Methods: This single-centre study enrolled consecutive patients indicated for symptomatic OT PVC ablation between April 2016 and April 2021. Patients requiring epicardial ablations were excluded. Use of HD mapping catheter was at the operator’s discretion. Pre-and post-ablation PVC burden was assessed using a 12-lead Holter monitor. Potential demographic, clinical and procedural predictors of arrhythmia-free survival were assessed. Kaplan–Meier and Cox regression analyses were performed.
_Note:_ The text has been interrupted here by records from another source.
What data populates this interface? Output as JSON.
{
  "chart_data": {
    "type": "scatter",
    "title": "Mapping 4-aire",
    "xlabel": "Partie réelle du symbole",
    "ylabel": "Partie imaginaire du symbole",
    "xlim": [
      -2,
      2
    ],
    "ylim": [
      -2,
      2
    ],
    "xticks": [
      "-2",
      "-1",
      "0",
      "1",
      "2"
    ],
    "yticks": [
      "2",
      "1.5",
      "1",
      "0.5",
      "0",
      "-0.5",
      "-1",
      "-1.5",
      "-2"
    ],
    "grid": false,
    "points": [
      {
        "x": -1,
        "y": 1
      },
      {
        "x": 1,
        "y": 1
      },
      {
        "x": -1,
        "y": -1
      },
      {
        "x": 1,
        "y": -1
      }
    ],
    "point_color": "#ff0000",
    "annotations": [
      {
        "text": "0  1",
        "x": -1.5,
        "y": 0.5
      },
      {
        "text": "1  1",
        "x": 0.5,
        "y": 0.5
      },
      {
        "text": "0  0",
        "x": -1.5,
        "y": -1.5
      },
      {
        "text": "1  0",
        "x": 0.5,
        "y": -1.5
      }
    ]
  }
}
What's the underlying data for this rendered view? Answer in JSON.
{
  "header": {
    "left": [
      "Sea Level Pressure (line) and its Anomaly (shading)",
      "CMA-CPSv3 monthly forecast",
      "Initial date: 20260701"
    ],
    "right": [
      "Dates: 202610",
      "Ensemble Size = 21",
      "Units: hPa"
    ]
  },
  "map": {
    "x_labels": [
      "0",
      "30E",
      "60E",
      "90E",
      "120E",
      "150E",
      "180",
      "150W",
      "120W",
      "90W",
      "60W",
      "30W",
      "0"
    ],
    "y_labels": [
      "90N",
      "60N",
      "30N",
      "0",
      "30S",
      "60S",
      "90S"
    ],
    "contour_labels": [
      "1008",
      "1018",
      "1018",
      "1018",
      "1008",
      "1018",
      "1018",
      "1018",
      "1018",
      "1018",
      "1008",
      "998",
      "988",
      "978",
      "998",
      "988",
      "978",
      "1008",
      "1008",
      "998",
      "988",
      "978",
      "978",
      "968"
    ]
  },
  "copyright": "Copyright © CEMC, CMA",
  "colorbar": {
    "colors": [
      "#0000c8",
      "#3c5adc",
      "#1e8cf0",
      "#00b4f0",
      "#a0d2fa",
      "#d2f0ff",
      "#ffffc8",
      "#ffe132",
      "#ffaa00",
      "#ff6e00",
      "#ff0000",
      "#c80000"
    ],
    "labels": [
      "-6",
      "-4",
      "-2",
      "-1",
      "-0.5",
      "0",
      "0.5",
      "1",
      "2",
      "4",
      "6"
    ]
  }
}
Results: Seventy-nine patients (mean age 49 ± 17 years, 39% males, left ventricular ejection fraction 52 ± 10%) underwent successful endocardial ablations for PVCs from right ventricular OT (RVOT, n=64) or left ventricular OT (LVOT, n=15). One patient required ablation from both RVOT and LVOT. Baseline demographics and antiarrhythmic profile did not differ between the PBP (n=56) and HD (n=23) groups. Pre-ablation PVC burden was similar between the two groups (PBP 25 ± 12% vs HD 27 ± 11%; p=ns). Compared with LVOT ablations, ablation of RVOT PVCs demonstrated shorter procedure duration (170 ± 67 min vs 212 ± 74 min; p=0.04) and fluoroscopy time (12 ± 11 min vs 21 ± 16 min; p<0.05) but similar mapping time (61 ± 29 min vs 70 ± 43 min; p=ns) and ablation time (443 ± 320 s vs 588 ± 615 s; p=ns). Procedure duration, ablation time and fluoroscopy time were higher in the HD group driven by RVOT procedures. Complete PVC abolishment was achieved in 94% of cases. Intraprocedural complication rate was 3.8%, with two patients in the HD group developing heart block and one patient in PBP group developing cardiac tamponade. Over a follow-up period of 28 ± 25 months, the RVOT group demonstrated superior symptom- and arrhythmia-free survival compared with the LVOT group (Figure 1). Site of PVC origin was a significant predictor of symptom and arrhythmia recurrence with LVOT origin demonstrating unfavourable outcome (HR 6.9, p=0.05). Use of HD mapping catheters and presence of structural heart disease did not predict symptomatic PVC recurrence.

Conclusion: Catheter ablation of OT PVCs guided by HD mapping catheters was safe and noninferior to conventional PBP mapping. Long-term clinical outcome was driven by site of PVC origin. Larger, prospective data are required to assess short- and long-term benefits of HD mapping-guided ablation of OT PVCs.